The Psychological Payoff
The mental benefits of marathon training may be the most underrated part of the experience. Research tracking runners through a 16-week training cycle found that self-efficacy, your belief in your own ability to handle challenges, increased by about 39 percent from baseline and stayed elevated throughout training. That’s a meaningful shift in how you see yourself, and it’s driven largely by watching your fitness improve week after week. As self-efficacy rose, physical anxiety dropped.

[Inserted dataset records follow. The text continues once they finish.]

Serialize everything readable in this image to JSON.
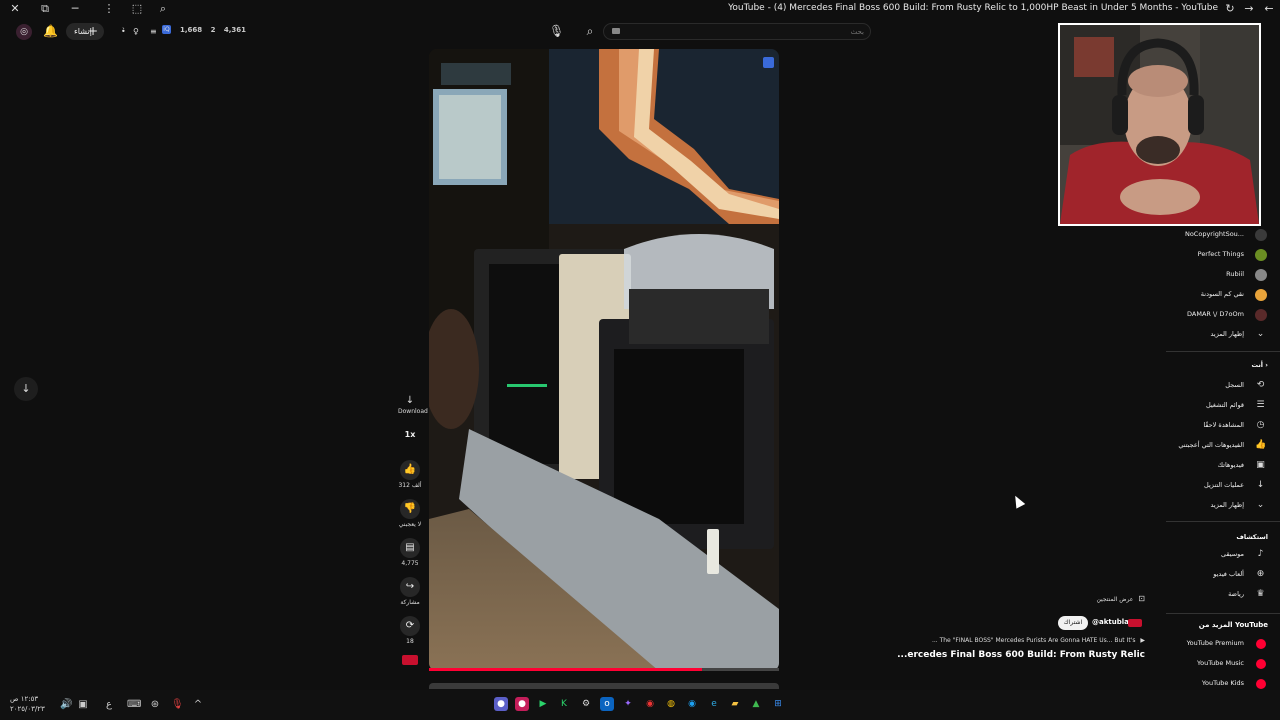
{
  "window": {
    "title": "YouTube - (4) Mercedes Final Boss 600 Build: From Rusty Relic to 1,000HP Beast in Under 5 Months - YouTube"
  },
  "topbar": {
    "create_label": "إنشاء",
    "stats": [
      "1,668",
      "2",
      "4,361"
    ],
    "search_placeholder": "بحث"
  },
  "player": {
    "progress": 0.78
  },
  "actions": {
    "download_label": "Download",
    "speed_label": "1x",
    "like_count": "312 ألف",
    "dislike_label": "لا يعجبني",
    "comment_count": "4,775",
    "share_label": "مشاركة",
    "remix_count": "18"
  },
  "video": {
    "view_products": "عرض المنتجين",
    "subscribe": "اشتراك",
    "channel_handle": "@aktubla",
    "description": "... The \"FINAL BOSS\" Mercedes Purists Are Gonna HATE Us... But It's",
    "title": "...ercedes Final Boss 600 Build: From Rusty Relic"
  },
  "sidebar": {
    "subscriptions": [
      {
        "label": "NoCopyrightSou...",
        "color": "#3a3a3a"
      },
      {
        "label": "Perfect Things",
        "color": "#6b8e23"
      },
      {
        "label": "Rubiil",
        "color": "#888888"
      },
      {
        "label": "نقي كم السودنة",
        "color": "#e8a33a"
      },
      {
        "label": "DAMAR \\/ D7oOm",
        "color": "#5a2a2a"
      }
    ],
    "show_more_1": "إظهار المزيد",
    "you_header": "أنت",
    "you_items": [
      {
        "label": "السجل",
        "icon": "history-icon",
        "glyph": "⟲"
      },
      {
        "label": "قوائم التشغيل",
        "icon": "playlist-icon",
        "glyph": "☰"
      },
      {
        "label": "المشاهدة لاحقًا",
        "icon": "clock-icon",
        "glyph": "◷"
      },
      {
        "label": "الفيديوهات التي أعجبتني",
        "icon": "thumbs-up-icon",
        "glyph": "👍"
      },
      {
        "label": "فيديوهاتك",
        "icon": "video-icon",
        "glyph": "▶"
      },
      {
        "label": "عمليات التنزيل",
        "icon": "download-icon",
        "glyph": "↓"
      }
    ],
    "show_more_2": "إظهار المزيد",
    "explore_header": "استكشاف",
    "explore_items": [
      {
        "label": "موسيقى",
        "icon": "music-icon",
        "glyph": "♪"
      },
      {
        "label": "ألعاب فيديو",
        "icon": "gamepad-icon",
        "glyph": "⊕"
      },
      {
        "label": "رياضة",
        "icon": "trophy-icon",
        "glyph": "🏆"
      }
    ],
    "more_header": "المزيد من YouTube",
    "more_items": [
      {
        "label": "YouTube Premium"
      },
      {
        "label": "YouTube Music"
      },
      {
        "label": "YouTube Kids"
      }
    ]
  },
  "taskbar": {
    "time": "١٢:٥٣ ص",
    "date": "٢٠٢٥/٠٣/٢٣"
  },
  "colors": {
    "background": "#0f0f0f",
    "accent_red": "#ff0033",
    "surface": "#272727"
  }
}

Perceived fitness showed even larger gains, with the effect growing steadily across the entire training period. By the final weeks before the race, runners scored dramatically higher than at baseline, with very large effect sizes that researchers rarely see in psychological studies. This isn’t just feeling slightly better about yourself. It’s a fundamental recalibration of what you believe your body can do.
Crossing the finish line amplifies all of this. There’s a reason so many people cry at mile 26.2. You’ve spent months building toward a single goal that once seemed impossible, and then you did it. That experience tends to spill over into other areas of life. People who finish marathons often describe a lasting confidence that shows up at work, in relationships, and in their willingness to take on hard things.
The Financial Reality
Marathons aren’t cheap. Entry fees for major races run $150 to $315, with the New York City Marathon at $315 and the Boston Marathon at $250. Smaller local marathons cost less, but 66 percent of marathon runners still spend over $100 on entry fees alone. About 28 percent spend more than $150 on a single marathon registration.
Then there’s gear. You’ll need at least one pair of quality running shoes, which range from $110 to $285 at the performance end. Most runners training for a marathon will burn through one to two pairs during the training cycle. Energy gels for long runs and race day add up as well: popular options cost $2.50 to $4 per gel, and you’ll use several per long run over the course of months. Factor in electrolyte supplements, moisture-wicking clothing, and possibly a GPS watch, and the total cost of a first marathon easily reaches $500 to $1,000 or more.
If you’re traveling to a destination race, add flights, hotels, and meals. A bucket-list marathon like New York, Chicago, or Berlin can easily become a $1,500 to $3,000 trip.
Who Gets the Most Out of It
A marathon is most worth it if you already enjoy running and want to test your limits. The people who regret it tend to fall into a few categories: those who signed up on impulse without understanding the time commitment, those who were motivated purely by external validation (social media, a bet, pressure from friends), and those who pushed through serious injuries to make it to the start line.
If you’ve never run more than a few miles, a half marathon is a better first goal. It requires meaningful training but half the weekly mileage, carries lower injury risk, and still delivers most of the psychological and cardiovascular benefits. You can always scale up later.
For runners who do have the base fitness, the time to train, and genuine curiosity about what 26.2 miles feels like, the experience tends to be one of the most rewarding physical challenges of their lives. The months of preparation change your body and your self-image in ways that persist long after race day. The finish line medal is nice, but the real value is who you become during the training.